Contribution de Nathalie via le Décaméron
Pour Jacqueline.
Mon fils a perdu sa grand-mère. Je perds une belle-mère extraordinaire. Seule, confinée dans un EHPAD qui n’a pas pu la protéger, ce satané virus est arrivé à la chopper. Elle n’avait pourtant pas la moitié d’un caractère. Elle s’est sans doute laissée séduire. Lasse de lutter.
Après cette période de distanciation sociale, notre rapport à la fin de vie aura changé. Après avoir confié nos anciens, aux bons soins de structures nées pour nous alléger. Après avoir assisté impuissants au départ de nos défunts sans le moindre baiser. Nous nous sentons si seuls. Et que reste-t-il ? Même pas l’ombre d’une dépouille. Une urne. Juste une boîte dans laquelle sont rassemblées les poussières de ce que nous avons été. Cendres éparses. Légères comme le vent. Des petits bouts d’humanité qui traversent des époques. Connard, bienveillant, pauvre, riche…. qu’est-ce que cela change ? Tous pareils. Cette fois pourtant, nuls habits de couleur noire, nuls homme ou femme de foi, nuls lieux de culte … Qu’auraient-ils bien pu nous dire ? De croire, de garder espoir ?

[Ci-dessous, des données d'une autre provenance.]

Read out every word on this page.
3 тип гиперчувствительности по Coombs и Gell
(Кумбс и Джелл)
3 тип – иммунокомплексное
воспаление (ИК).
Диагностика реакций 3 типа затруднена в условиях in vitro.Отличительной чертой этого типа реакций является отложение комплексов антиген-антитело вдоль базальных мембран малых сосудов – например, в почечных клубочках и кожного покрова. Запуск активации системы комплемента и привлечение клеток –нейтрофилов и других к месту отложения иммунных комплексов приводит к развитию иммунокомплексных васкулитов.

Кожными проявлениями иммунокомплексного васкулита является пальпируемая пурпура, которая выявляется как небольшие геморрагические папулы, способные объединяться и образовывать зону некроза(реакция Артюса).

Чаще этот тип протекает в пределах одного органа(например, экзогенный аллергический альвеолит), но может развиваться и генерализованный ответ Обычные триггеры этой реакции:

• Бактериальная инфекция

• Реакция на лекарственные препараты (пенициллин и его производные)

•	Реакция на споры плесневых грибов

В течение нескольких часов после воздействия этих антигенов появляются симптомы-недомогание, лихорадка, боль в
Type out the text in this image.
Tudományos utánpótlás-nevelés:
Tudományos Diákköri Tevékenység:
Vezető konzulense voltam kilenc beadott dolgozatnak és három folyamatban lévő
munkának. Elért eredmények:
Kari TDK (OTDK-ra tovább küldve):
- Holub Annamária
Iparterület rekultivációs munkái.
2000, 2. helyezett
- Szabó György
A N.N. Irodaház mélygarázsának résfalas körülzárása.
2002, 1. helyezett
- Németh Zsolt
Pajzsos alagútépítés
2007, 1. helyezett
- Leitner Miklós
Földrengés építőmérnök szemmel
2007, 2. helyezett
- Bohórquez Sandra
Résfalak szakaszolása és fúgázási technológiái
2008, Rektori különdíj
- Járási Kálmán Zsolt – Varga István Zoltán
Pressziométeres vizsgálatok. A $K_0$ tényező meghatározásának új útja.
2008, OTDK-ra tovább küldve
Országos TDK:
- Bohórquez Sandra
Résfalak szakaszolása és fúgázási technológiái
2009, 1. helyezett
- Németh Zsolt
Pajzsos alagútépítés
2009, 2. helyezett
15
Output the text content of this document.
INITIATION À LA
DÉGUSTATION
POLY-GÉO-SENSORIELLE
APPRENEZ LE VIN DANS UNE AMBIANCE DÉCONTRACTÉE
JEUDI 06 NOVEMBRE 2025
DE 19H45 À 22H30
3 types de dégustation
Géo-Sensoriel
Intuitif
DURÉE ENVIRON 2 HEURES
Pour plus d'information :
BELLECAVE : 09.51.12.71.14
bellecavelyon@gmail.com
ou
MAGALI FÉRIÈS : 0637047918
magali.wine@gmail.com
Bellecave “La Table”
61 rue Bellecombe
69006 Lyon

L’espoir. Dans le deuil. Car c’est de cela dont il s’agit. Faire le deuil. Chacun dans son coin. Et après ? Il ne demeure qu’une chose au-delà de notre corps tout entier. L’amour que nous avons porté. Aux autres. A soi. Et au monde.
Pour moitié corse et italienne, c’est elle, la première fois qui a prononcé ce mot italien : insieme.
Ensemble. Tous, nous étions rassemblés autour d’elle chaque été dans la maison familiale. Les thésards, la famille, les indépendantistes, les enfants, les amis, les politiques, les amants, le mari, les poètes. Il n’y a jamais eu de frontières dans ce clan qui m’a accueilli les bras ouverts. Elle était grand-mère noire par opposition à grand-mère blanche. Surnoms dont nos enfants les avaient coiffés. Le yin et le yang. Des femmes uniques, refusant toutes les conventions au prix d’une liberté assoiffée. Ce que la noiraude préférait ? Changer les couches de nos nourrissons devant un jeune étudiant binoclard venu travailler avec elle son prochain article au mois d’août.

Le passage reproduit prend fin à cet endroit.